Rance's Chicago Pizza Serves Cheesy Bricks

Rance Ruiz is planning for something big—you can sense it upon entering his eponymous spot in Costa Mesa. IPAs and other craft beers flow from taps, from cans and bottles. Three flat-screen TVs broadcast ESPN. Seating is a collection of tables, the better to share brews and slices, as well as to talk with one another. Ruiz and his crew approach each customer multiple times with info about the weekday happy-hour special and to recommend other topping combinations for future visits. Most audaciously, Ruiz serves only pizza as an entrée—no pasta, no calzones, just pizza (the salads, while fine, don't count). And if you've come in for a quick lunch or dinner, you're relegated to ordering by the slice.
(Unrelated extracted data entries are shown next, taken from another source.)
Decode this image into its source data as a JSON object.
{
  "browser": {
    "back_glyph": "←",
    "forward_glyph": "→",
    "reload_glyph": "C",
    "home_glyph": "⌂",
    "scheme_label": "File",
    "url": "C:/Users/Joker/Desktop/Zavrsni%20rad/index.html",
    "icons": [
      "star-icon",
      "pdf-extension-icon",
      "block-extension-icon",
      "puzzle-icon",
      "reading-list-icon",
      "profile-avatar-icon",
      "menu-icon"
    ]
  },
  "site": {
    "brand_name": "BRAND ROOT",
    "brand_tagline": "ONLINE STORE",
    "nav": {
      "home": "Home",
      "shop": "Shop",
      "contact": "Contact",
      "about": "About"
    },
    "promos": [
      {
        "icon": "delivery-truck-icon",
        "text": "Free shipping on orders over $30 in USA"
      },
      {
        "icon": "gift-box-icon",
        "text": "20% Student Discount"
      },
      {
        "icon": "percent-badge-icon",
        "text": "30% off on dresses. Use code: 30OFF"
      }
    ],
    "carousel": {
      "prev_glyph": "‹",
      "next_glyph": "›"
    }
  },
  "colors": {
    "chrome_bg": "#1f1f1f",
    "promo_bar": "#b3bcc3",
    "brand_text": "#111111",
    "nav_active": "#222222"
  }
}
In Orange County's premier city for pizza culture, Rance's Chicago Pizza is asserting itself by operating under the restaurant equivalent of no safety net. Even taquerías hedge their bets by offering other meals, but Ruiz is confident in the allure of his pizzas, in the stretch of his Wisconin mozzarella, the freshness of the in-house tomato sauce, the quality of the meats, veggies and dough. And he has a trump card: Chicago-style, deep-dish pizza, those bricks of cheesy crunch best approached with fork and knife. He's not a native—by Ruiz's own admission, he got the idea after visiting a sister who was studying in the Windy City, so there are no over-the-top homages to sports teams and architectural landmarks as you see at too many restaurants that claim to mimic a city's food culture à la Philly cheesesteak houses and Memphis 'cue joints—but it doesn't matter. His pies are as legit as Rush Street, and it's all about the cheese. It starts as flowing, milky chunks at the beginning of a slice that start to harden with each bite as you get closer to the sturdy crust, finishing with blackened, caramel-esque sprinkles at the end that would work wonderfully as a topping on a hot dog. His stuffed pizza (two layers of cheese) is even better: cheese buried under a swamp of tomato sauce, then baked so it's almost as flaky as baklava.

The only real problem I find with Rance's is the location: lost in a huge shopping plaza anchored by all sorts of bad chains, with its storefront facing the exit of a perpetually packed parking lot. Oh, and I wish Ruiz sold his stuffed pizzas by the slice, too. But the place has only been open since September; a kid this ballsy will knock down those problems with the ease of Brian Urlacher flattening a Packer.


This column appeared in print as “Cheesy Bricks of Crunch.”